La photographie animée

The De Bedts Kinetograph (1896), from La photographie animée

The latest publication to enter the Bioscope Library of early film texts freely available online is Eugène Trutat’s La photographie animée. Trutat was the director of the museum of natural history at Toulouse, a naturalist, mountaineer and photographer. He wrote a number of books on photography and discovery, and in 1899 he produced one of the first books to document the new technology of cinematography, in La photographie animée.

It is a book known to the specialist but not as widely cited as say its British counterpart, Henry V. Hopwood’s Living Pictures which was published the same year (and can be found in the Bioscope Library and on the Internet Archive, in its 1915 edition). That may simply be on account of its comparative rarity, and because it is in French. The Internet Archive has triumphantly overcome the rarity hurdle; whether the language remains a challenge is down to the individual. In any case one of the book’s particular riches is its copious illustrations of film technologies, which need no translation.

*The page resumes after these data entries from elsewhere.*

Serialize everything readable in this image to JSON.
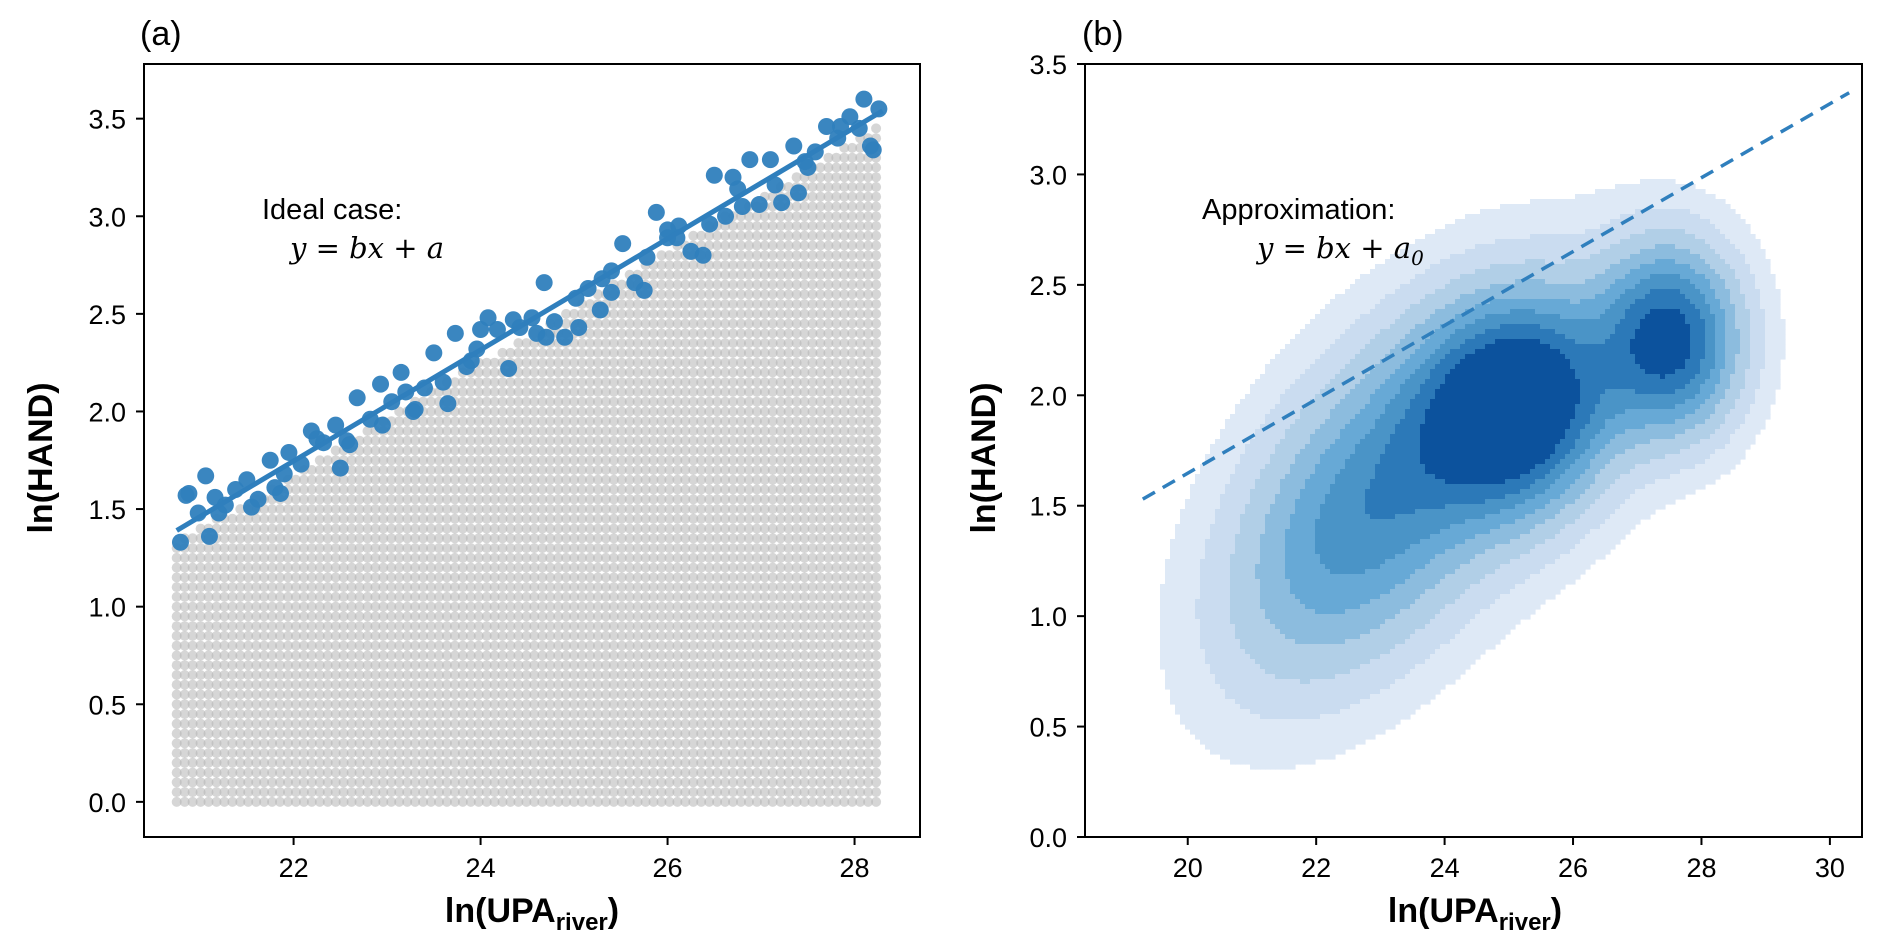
{
  "colors": {
    "highlight": "#2f7fbd",
    "highlight_edge": "#2a73ad",
    "gray_points": "#b4b4b4",
    "axis": "#000000",
    "kde_levels": [
      "#dee9f6",
      "#cadcf0",
      "#b1cfe7",
      "#8cbcde",
      "#67a9d6",
      "#4a94c7",
      "#2c79b8",
      "#0c529d"
    ],
    "fit_line": "#2f7fbd"
  },
  "chart_data": [
    {
      "panel": "(a)",
      "type": "scatter",
      "title": "",
      "xlabel": "ln(UPA",
      "xlabel_sub": "river",
      "xlabel_close": ")",
      "ylabel": "ln(HAND)",
      "xlim": [
        20.4,
        28.7
      ],
      "ylim": [
        -0.18,
        3.78
      ],
      "xticks": [
        22,
        24,
        26,
        28
      ],
      "xtick_labels": [
        "22",
        "24",
        "26",
        "28"
      ],
      "yticks": [
        0.0,
        0.5,
        1.0,
        1.5,
        2.0,
        2.5,
        3.0,
        3.5
      ],
      "ytick_labels": [
        "0.0",
        "0.5",
        "1.0",
        "1.5",
        "2.0",
        "2.5",
        "3.0",
        "3.5"
      ],
      "grid": false,
      "annotation_title": "Ideal case:",
      "annotation_eq": "y = bx + a",
      "gray_fill": {
        "description": "dense gray point cloud filling area between y=0 and the upper envelope",
        "x_range": [
          20.75,
          28.3
        ],
        "y_min": 0.0,
        "upper_envelope": {
          "intercept_at_x0": 1.33,
          "x0": 20.75,
          "slope": 0.285
        }
      },
      "fit_line": {
        "x": [
          20.75,
          28.3
        ],
        "y": [
          1.39,
          3.54
        ]
      },
      "series": [
        {
          "name": "upper points",
          "x": [
            20.79,
            20.88,
            20.98,
            21.06,
            21.16,
            21.27,
            21.38,
            21.5,
            21.62,
            21.75,
            21.86,
            21.95,
            22.08,
            22.19,
            22.32,
            22.45,
            22.57,
            22.68,
            22.82,
            22.93,
            23.05,
            23.15,
            23.28,
            23.4,
            23.5,
            23.6,
            23.73,
            23.85,
            23.96,
            24.08,
            24.18,
            24.3,
            24.42,
            24.55,
            24.68,
            24.79,
            24.9,
            25.02,
            25.15,
            25.28,
            25.4,
            25.52,
            25.65,
            25.78,
            25.88,
            26.0,
            26.12,
            26.25,
            26.38,
            26.5,
            26.62,
            26.75,
            26.88,
            26.98,
            27.1,
            27.22,
            27.35,
            27.47,
            27.58,
            27.7,
            27.82,
            27.95,
            28.05,
            28.17,
            28.26,
            20.85,
            21.2,
            21.55,
            21.9,
            22.25,
            22.6,
            22.95,
            23.3,
            23.65,
            24.0,
            24.35,
            24.7,
            25.05,
            25.4,
            25.75,
            26.1,
            26.45,
            26.8,
            27.15,
            27.5,
            27.85,
            28.2,
            21.1,
            21.8,
            22.5,
            23.2,
            23.9,
            24.6,
            25.3,
            26.0,
            26.7,
            27.4,
            28.1
          ],
          "y": [
            1.33,
            1.58,
            1.48,
            1.67,
            1.56,
            1.52,
            1.6,
            1.65,
            1.55,
            1.75,
            1.58,
            1.79,
            1.73,
            1.9,
            1.84,
            1.93,
            1.85,
            2.07,
            1.96,
            2.14,
            2.05,
            2.2,
            2.0,
            2.12,
            2.3,
            2.15,
            2.4,
            2.23,
            2.32,
            2.48,
            2.42,
            2.22,
            2.43,
            2.48,
            2.66,
            2.46,
            2.38,
            2.58,
            2.63,
            2.52,
            2.72,
            2.86,
            2.66,
            2.79,
            3.02,
            2.89,
            2.95,
            2.82,
            2.8,
            3.21,
            3.0,
            3.14,
            3.29,
            3.06,
            3.29,
            3.07,
            3.36,
            3.28,
            3.33,
            3.46,
            3.4,
            3.51,
            3.45,
            3.36,
            3.55,
            1.57,
            1.48,
            1.51,
            1.68,
            1.86,
            1.83,
            1.93,
            2.01,
            2.04,
            2.42,
            2.47,
            2.38,
            2.43,
            2.61,
            2.62,
            2.89,
            2.96,
            3.05,
            3.16,
            3.25,
            3.46,
            3.34,
            1.36,
            1.61,
            1.71,
            2.1,
            2.26,
            2.4,
            2.68,
            2.93,
            3.2,
            3.12,
            3.6
          ]
        }
      ]
    },
    {
      "panel": "(b)",
      "type": "heatmap",
      "subtype": "kde-contour",
      "title": "",
      "xlabel": "ln(UPA",
      "xlabel_sub": "river",
      "xlabel_close": ")",
      "ylabel": "ln(HAND)",
      "xlim": [
        18.4,
        30.5
      ],
      "ylim": [
        0.0,
        3.5
      ],
      "xticks": [
        20,
        22,
        24,
        26,
        28,
        30
      ],
      "xtick_labels": [
        "20",
        "22",
        "24",
        "26",
        "28",
        "30"
      ],
      "yticks": [
        0.0,
        0.5,
        1.0,
        1.5,
        2.0,
        2.5,
        3.0,
        3.5
      ],
      "ytick_labels": [
        "0.0",
        "0.5",
        "1.0",
        "1.5",
        "2.0",
        "2.5",
        "3.0",
        "3.5"
      ],
      "grid": false,
      "annotation_title": "Approximation:",
      "annotation_eq": "y = bx + a",
      "annotation_eq_sub": "0",
      "dashed_line": {
        "x": [
          19.3,
          30.3
        ],
        "y": [
          1.53,
          3.37
        ]
      },
      "kde_components": [
        {
          "cx": 22.6,
          "cy": 1.45,
          "sx": 1.3,
          "sy": 0.48,
          "rho": 0.45,
          "w": 0.42
        },
        {
          "cx": 25.1,
          "cy": 1.95,
          "sx": 0.95,
          "sy": 0.3,
          "rho": 0.1,
          "w": 1.0
        },
        {
          "cx": 27.5,
          "cy": 2.25,
          "sx": 0.7,
          "sy": 0.27,
          "rho": 0.0,
          "w": 0.85
        },
        {
          "cx": 24.0,
          "cy": 1.7,
          "sx": 1.7,
          "sy": 0.55,
          "rho": 0.55,
          "w": 0.25
        }
      ],
      "kde_levels": [
        0.035,
        0.09,
        0.17,
        0.27,
        0.38,
        0.5,
        0.63,
        0.78
      ]
    }
  ]
}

A film winder, from La photographie animée

The main part of the book is a survey of moving image technologies up to 1899, with a particular emphasis on French machines. There is the usual opening thesis on the principles of animated photography and its antecedents found in the ‘pre-cinema’ work of Muybridge, Marey, Londe, Janssen and others. Trutat had a particular interest in multiple-lens cameras, and includes his own invention among those discussed. He then describes the principles and the mechanics of the film devices of Thomas Edison, Georges Demeny, Georges de Bedts, the Lumière brothers and Henri Joly, along with many minor names and technologies now mostly forgotten. For those who have a grasp of such things, Trutat is much given to marking his many illustrations with letters to point out particular mechanical points. It is very much a technician’s book.

He concludes with some practical advice on the production and presentation of films, finishing with a handy list of French patents. So, not a book for everyone, but an invaluable text for the specialist and a fine resource for the iconography of late nineteenth-century motion pictures for the rest of us.